One of the members of a new Borders partnership which will be responsible for promoting public health, including quit smoking sessions, has had a sizable sum invested in global cigarette manufacturers British American Tobacco for many years.
The Scottish Borders Health & Social Care Integration Joint Board is being formed by Scottish Borders Council and NHS Borders, and is due to ‘go live’ on April 1 although services currently delivered by the two public bodies will not be delegated until a so-called strategic plan is agreed by April 2016 at the latest.
This latest layer of bureaucracy is a result of the Scottish Government’s Public Bodies (Joint Working) (Scotland) Act 2014 which requires health boards and local authorities to integrate planning for, and delivery of, certain adult health and social care services. Each integration scheme must be submitted to Scottish Ministers for approval.
The two Borders organisations already have a joint Director of Public Health while the local integration board has appointed a chief officer, the post having been advertised with an annual salary of between £74,296 and £100,255. The board will also have a chief financial officer, and is currently advertising for a communities and engagement officer for health and social care integration who can expect to earn between £26,000 and £28,000 annually.
Scottish Borders Council’s Public Health web page sets out the various initiatives across the region “to improve health and reduce health inequalities”. Included in a list of services is the statement: “We offer stop smoking clinics to help people quit smoking”.
The message was reinforced in the NHS Borders Quit for Good statement, issued in September last year.
It begins: “NHS Borders and Scottish Borders Council Joint Health Improvement Team are looking to encourage smokers to stop smoking for good by using NHS Borders Quit4Good service.” The statement promises that the support being offered will be consistent and ongoing.
But the council’s involvement in the stop smoking initiative appears to be at odds with the investment strategy of its own staff pension fund, which was worth £486 million in March 2014, according to the latest published accounts.
The fund’s value increased by £40 million from the previous financial year and included £5.2 million in investment income. It currently has 9,500 members including 2,898 pensioners who are either employed by or worked for SBC and eleven other organisations, among them housing associations, sport and leisure trusts and colleges.

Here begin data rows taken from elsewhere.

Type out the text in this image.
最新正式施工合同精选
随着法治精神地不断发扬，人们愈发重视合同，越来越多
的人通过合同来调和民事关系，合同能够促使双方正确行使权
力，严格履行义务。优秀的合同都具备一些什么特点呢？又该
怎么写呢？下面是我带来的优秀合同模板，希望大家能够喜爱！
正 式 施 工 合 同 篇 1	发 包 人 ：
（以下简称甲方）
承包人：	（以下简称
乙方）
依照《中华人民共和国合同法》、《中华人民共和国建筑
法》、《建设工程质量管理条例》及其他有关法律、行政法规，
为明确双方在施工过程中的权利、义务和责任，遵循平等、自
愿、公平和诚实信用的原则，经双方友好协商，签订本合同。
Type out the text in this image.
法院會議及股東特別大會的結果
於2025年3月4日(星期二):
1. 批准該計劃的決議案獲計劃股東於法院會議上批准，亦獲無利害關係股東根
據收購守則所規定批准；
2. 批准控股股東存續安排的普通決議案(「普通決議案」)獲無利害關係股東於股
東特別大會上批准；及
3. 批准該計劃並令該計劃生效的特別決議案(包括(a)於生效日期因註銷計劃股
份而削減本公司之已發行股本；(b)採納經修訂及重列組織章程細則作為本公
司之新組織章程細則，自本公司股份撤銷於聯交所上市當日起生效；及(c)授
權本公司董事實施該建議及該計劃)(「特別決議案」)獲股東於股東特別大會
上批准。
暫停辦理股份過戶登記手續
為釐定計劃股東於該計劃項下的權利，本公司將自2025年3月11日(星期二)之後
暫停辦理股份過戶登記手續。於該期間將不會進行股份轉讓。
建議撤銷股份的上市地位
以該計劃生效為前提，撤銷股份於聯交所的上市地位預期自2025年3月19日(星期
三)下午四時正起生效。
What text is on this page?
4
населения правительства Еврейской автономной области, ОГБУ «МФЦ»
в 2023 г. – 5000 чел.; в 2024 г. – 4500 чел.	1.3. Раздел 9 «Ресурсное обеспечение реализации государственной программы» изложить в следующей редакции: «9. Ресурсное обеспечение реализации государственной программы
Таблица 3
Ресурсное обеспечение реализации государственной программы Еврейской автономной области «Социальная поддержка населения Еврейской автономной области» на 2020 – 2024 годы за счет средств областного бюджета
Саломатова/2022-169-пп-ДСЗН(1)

The accounts for 2013/14 list the top 20 direct equity holdings of the Fund. They include £4.3 million lodged with Prudential Assurance, £3.6 million invested in Google and £2.7 million with Royal Caribbean Cruises. The seventh highest equity holding is shown as £2.3 million invested in British American Tobacco (BAT).
Ten years ago the fund’s accounts for 2005 show investment in tobacco companies at that time was split between global rivals BAT (£1.344 million) and Philip Morris (£1.2 million).
But by 2008 the stake in BAT had increased to £2.326 million with no mention of Philip Morris on the list of equities.
A council statement of investment principles relating to socially responsible investments declares: “The Pension Fund Sub-Committee is of the view that its prime responsibility is to maximise the returns on its investment for the benefit of the beneficiaries of the Pension Fund. It is aware that should it fulfil this responsibility then the financial contributions required of employers will be minimised.
“The Sub-Committee will hence place no restrictions on its investment managers when choosing individual investments in companies in either the UK or overseas markets. It will furthermore not place any particular responsibility upon its managers to engage in discussions with companies on non-financial matters”.
Statistics compiled by the Scottish Public Health Observatory for their Smoking Ready Reckoner – 2011 Edition showed 239 Borders deaths during 2009 were attributable to smoking, and an estimated 19% of the population were smokers at that time. Tobacco was also said to have been responsible for 1,229 hospital admissions, and costs to the local health services associated with smoking were between £6.1 million and £9.5 million, based on two separate methods of calculation.